Though saké is consumed all over the world, the labor-intensive production process is relatively unknown, even in Japan. Shirai admits he understood little about saké before he began production on the documentary. Like many Americans, he associated saké with the hot saké he got over-the-counter at a sushi bar, though he now knows that the highest grades of saké are typically served cold.
To film “The Birth of Saké,” Shirai and his team lived in Tedorigawa with the workers for weeks at a time, over the course of three production seasons. They woke up at 4 a.m. with the workers every morning, and ate meals, sang karaoke, and — of course — drank saké with them after work.
As a result, the documentary balances the physical labors of saké-making, which Toji describes as taking the saké from “birth” and carefully nurturing it until it becomes a mature adult, with the workers’ personal stories and private sacrifices.
Prior to “The Birth of Saké,” Shirai worked on numerous food and culture shows, including the Travel Channel’s “No Reservations with Anthony Bourdain,” which he says helped him develop an appreciation for the universality of food and its ability to connect people around the world.
“When I was younger, growing up in a predominantly black and Mexican neighborhood in Chicago, I was ashamed to say that I was Japanese because I was different,” said Shirai, who is Japanese American. “But making this film made me proud to be Japanese.”

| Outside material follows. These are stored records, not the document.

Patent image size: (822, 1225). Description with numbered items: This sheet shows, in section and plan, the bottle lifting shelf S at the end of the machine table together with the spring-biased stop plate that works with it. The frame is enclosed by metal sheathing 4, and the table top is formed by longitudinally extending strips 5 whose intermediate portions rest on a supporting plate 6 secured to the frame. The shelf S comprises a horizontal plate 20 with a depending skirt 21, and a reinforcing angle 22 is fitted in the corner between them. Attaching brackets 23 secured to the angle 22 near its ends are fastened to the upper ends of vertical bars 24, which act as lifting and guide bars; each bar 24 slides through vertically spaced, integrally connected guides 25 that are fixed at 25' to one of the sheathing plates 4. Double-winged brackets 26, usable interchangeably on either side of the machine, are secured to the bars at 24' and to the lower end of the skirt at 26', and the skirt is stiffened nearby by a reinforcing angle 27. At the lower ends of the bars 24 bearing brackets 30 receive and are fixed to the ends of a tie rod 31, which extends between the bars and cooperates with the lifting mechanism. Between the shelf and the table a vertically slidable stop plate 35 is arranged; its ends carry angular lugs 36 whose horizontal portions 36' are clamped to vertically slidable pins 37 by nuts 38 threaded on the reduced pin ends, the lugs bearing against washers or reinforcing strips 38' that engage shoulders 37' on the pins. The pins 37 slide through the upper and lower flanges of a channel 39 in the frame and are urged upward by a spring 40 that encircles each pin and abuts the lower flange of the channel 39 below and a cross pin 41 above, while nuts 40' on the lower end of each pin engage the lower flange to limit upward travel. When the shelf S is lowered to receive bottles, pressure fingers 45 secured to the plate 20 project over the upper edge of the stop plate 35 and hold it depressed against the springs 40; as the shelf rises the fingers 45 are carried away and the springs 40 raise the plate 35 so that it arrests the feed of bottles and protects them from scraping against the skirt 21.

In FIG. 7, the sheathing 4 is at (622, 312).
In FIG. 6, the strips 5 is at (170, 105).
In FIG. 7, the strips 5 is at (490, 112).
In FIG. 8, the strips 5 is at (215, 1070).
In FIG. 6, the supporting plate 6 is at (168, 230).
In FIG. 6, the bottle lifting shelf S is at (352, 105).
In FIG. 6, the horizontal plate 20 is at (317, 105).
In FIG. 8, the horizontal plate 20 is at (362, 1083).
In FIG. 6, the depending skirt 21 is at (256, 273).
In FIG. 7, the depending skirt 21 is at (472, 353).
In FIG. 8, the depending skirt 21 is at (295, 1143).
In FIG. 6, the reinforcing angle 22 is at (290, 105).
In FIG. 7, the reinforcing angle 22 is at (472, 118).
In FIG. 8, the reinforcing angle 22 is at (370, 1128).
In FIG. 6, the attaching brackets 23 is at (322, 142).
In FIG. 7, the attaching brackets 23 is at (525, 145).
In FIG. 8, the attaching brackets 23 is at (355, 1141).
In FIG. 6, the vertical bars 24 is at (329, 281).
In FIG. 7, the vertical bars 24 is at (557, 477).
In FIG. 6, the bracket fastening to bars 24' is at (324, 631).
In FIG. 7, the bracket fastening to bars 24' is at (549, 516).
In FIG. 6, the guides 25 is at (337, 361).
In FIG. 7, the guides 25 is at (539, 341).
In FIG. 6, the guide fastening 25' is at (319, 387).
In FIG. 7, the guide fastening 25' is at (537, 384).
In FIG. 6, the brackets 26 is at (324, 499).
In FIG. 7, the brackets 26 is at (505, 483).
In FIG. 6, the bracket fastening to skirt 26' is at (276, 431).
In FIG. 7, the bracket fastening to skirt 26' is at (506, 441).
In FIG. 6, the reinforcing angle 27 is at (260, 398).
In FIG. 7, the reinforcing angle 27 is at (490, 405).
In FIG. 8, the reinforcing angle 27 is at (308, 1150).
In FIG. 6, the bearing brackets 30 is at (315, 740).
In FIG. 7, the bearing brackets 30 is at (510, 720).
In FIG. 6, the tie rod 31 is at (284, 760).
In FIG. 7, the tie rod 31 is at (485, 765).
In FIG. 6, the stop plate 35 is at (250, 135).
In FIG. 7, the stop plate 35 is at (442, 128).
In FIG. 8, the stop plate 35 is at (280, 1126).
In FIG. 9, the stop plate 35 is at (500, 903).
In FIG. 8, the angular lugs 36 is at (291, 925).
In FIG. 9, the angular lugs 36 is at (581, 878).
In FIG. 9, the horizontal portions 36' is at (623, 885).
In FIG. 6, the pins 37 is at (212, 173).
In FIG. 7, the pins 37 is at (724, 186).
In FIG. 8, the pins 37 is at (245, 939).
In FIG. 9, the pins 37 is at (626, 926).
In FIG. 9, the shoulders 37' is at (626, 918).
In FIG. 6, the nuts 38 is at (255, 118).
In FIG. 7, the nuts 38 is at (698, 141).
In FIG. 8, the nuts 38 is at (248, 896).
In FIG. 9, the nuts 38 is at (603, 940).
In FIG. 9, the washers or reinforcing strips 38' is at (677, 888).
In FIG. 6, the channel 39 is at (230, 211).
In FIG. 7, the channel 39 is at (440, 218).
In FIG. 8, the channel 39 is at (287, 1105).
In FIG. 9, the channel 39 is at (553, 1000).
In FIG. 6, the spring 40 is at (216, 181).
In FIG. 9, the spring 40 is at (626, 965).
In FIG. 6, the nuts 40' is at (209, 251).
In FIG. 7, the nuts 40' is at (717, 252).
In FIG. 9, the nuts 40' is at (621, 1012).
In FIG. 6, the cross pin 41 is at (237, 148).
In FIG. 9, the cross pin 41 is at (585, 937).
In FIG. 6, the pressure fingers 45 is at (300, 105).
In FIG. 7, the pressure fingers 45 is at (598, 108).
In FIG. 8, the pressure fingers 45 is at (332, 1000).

He added, “In Japan, it’s such a normal thing to be an artisan, to dedicate your entire life to one craft and to be really good at it, so much so that Japanese people don’t find it interesting. But I was able to understand the culture, but also see it from a different perspective and really appreciate it. Hanging out [at the Tedorigawa brewery] for such a long period of time helped me realize that the Japanese culture is very embedded in who I am, in my aesthetics, my values, and how I see the world.”
“The Birth Of Saké” will be available on Netflix in April.